D. Blankenhorn: Reversing the Trend Toward the Post-Nuclear Family

Presented to Assembly 2001, “Global Violence: Crisis and Hope,” New York, October 19-22, 2001

Scholars have said that as a world, we’re moving toward what they call the post-nuclear family. The United States is said to be leading the trend. This trend has four characteristics. One is the widespread breakup of the nucleus of the nuclear family. That is the mother-father bond. We have 31 percent of all children born to never-married parents. Forty-one percent of all first-time childbirths in the United States are to never-married mothers. So for the first time in human history, a lot of nations, particularly in the West and led by the United States, are seeing the breakup of the nucleus of the nuclear family. That’s the first characteristic.

The second characteristic is that the family is getting smaller. In the United States in the late 1950s the marital birthrate was about 3.7. Moreover the average family typically had almost four children, statistically speaking. Now the marital birthrate in the United States is about 1.6, which is a significantly huge drop and less than the replacement level.

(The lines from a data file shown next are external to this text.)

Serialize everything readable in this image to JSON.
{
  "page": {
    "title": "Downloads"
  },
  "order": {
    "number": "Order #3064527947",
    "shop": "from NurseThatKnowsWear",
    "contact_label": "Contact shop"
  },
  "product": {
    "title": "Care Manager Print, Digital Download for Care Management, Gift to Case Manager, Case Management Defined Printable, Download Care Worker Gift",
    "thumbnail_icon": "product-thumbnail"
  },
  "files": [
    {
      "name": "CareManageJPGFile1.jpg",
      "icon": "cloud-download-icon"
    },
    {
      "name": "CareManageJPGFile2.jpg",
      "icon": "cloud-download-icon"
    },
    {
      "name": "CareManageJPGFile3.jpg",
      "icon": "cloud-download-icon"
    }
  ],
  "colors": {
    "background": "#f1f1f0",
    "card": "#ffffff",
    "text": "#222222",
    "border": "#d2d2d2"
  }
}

The third characteristic of this post-nuclear family trend is the increasing inability of the family to carry out its basic functions, particularly the socialization of children and the passing on of a culture and character and competence to the next generation. And what used to be done by the family is increasingly being done by other institutions in society. In the United States, various professionals and in particular the media are raising the children. And now, instead of acquiring your identity in the home, you purchase it in the marketplace or at the mall. Or you get it from the peer group or from the popular culture. So the weakening of the family is a character shaping, culture transmitting institution.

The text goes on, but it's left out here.